It’s a sweltering hot day in eastern Uganda. A young man runs across the dry, desolate plain on his way to draw water for his family from the only well in the area. The drought has dried out the entire country, killing crops, herds, and people. The young man and his family thank God for his Providence. The family knows without the help of Compassion International, they might not be alive.

A small kindergarten girl at Central Maine Christian Academy in Lewiston, Maine, has a star painted on her cheek by a high school student. A second grade boy throws a pie at a high school senior. A half dozen other children laugh along with their peers as they plunge their feet into a bucket of “slime” and search for the hidden objects placed there by seventh and eighth graders. The Compassion Fair has an atmosphere of fun and festivity, and most of these young students are oblivious to the trials and death in Uganda.

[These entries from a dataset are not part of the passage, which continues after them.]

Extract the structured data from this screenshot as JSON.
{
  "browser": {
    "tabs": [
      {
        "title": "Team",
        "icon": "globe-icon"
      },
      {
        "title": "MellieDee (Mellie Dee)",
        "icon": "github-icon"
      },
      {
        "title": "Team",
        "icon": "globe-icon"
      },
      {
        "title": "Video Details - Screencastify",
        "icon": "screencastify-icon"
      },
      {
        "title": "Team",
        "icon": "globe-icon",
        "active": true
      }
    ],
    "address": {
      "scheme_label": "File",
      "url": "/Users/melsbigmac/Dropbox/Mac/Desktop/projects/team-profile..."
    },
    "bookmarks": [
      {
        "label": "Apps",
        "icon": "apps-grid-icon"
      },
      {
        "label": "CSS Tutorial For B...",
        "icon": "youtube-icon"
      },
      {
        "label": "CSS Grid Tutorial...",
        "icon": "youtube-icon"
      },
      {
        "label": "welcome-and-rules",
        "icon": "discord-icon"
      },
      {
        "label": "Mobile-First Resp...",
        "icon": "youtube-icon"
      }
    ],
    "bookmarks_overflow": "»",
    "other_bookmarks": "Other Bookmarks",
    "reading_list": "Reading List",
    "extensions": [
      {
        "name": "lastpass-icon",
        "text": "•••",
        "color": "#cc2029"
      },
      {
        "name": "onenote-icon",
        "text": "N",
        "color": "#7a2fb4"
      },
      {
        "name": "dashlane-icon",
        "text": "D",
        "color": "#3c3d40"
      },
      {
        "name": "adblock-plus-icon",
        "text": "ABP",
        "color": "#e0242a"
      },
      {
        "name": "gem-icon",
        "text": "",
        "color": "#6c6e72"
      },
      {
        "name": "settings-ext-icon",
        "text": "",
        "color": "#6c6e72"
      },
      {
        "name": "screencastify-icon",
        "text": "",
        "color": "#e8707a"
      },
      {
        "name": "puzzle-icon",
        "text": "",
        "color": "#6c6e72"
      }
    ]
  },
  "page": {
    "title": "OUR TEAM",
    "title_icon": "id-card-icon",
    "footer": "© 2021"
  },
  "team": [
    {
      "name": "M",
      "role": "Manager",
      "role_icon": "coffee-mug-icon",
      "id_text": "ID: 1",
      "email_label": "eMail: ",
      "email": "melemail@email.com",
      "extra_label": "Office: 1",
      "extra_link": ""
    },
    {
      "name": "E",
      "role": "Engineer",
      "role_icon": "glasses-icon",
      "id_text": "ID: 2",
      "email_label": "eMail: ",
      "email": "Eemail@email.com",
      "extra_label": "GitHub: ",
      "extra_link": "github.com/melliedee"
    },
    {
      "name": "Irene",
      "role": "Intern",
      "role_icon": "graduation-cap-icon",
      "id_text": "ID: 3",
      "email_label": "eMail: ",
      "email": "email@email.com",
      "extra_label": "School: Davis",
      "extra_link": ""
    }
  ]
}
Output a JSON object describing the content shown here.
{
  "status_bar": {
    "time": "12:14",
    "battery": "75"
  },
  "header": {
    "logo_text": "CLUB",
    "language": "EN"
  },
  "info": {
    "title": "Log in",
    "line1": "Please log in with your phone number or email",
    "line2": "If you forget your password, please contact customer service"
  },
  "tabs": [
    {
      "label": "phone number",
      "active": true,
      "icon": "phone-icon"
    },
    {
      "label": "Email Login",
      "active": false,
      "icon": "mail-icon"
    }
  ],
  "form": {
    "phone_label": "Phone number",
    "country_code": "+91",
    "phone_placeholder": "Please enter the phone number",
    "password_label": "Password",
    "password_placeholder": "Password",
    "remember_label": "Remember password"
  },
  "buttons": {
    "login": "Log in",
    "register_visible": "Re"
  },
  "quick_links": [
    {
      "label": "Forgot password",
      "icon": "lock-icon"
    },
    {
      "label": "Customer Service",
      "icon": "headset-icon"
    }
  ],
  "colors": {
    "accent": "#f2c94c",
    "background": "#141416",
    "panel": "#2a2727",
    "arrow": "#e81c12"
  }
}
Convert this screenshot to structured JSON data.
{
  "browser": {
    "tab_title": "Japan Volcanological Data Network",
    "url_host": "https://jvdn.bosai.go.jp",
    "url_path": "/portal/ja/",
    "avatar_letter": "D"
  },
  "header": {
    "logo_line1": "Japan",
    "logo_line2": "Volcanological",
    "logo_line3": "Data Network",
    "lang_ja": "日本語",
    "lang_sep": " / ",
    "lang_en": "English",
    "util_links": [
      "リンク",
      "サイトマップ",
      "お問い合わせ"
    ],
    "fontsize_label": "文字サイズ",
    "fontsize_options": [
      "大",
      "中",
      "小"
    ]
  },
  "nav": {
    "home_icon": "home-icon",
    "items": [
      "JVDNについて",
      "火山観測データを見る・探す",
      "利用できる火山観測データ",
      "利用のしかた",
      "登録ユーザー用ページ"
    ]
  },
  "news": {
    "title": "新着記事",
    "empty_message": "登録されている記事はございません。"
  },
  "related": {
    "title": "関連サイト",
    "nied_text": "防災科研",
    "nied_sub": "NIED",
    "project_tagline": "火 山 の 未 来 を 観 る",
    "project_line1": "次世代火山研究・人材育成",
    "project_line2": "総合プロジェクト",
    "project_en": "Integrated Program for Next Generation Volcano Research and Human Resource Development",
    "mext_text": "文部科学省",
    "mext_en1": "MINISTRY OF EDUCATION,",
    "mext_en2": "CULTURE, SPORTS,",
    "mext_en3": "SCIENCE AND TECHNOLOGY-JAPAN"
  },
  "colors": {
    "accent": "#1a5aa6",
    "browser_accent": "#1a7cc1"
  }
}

But the children do realize that by paying their dollars to play the games, they will be supporting their sponsor child and his family in Uganda. The students, though young, may have saved lives that day. Their older friends in the seventh and eighth grades and high school also have helped as they have planned and organized the games and events of the Fair. They know about the events happening in Uganda, as they have corresponded with the young man who lives there. They know of the happiness that he has expressed because of the Christmas gift of the goat that his family received last year and the education that he has had through the Compassion program. The giving seems trivial, but they know that the results are huge.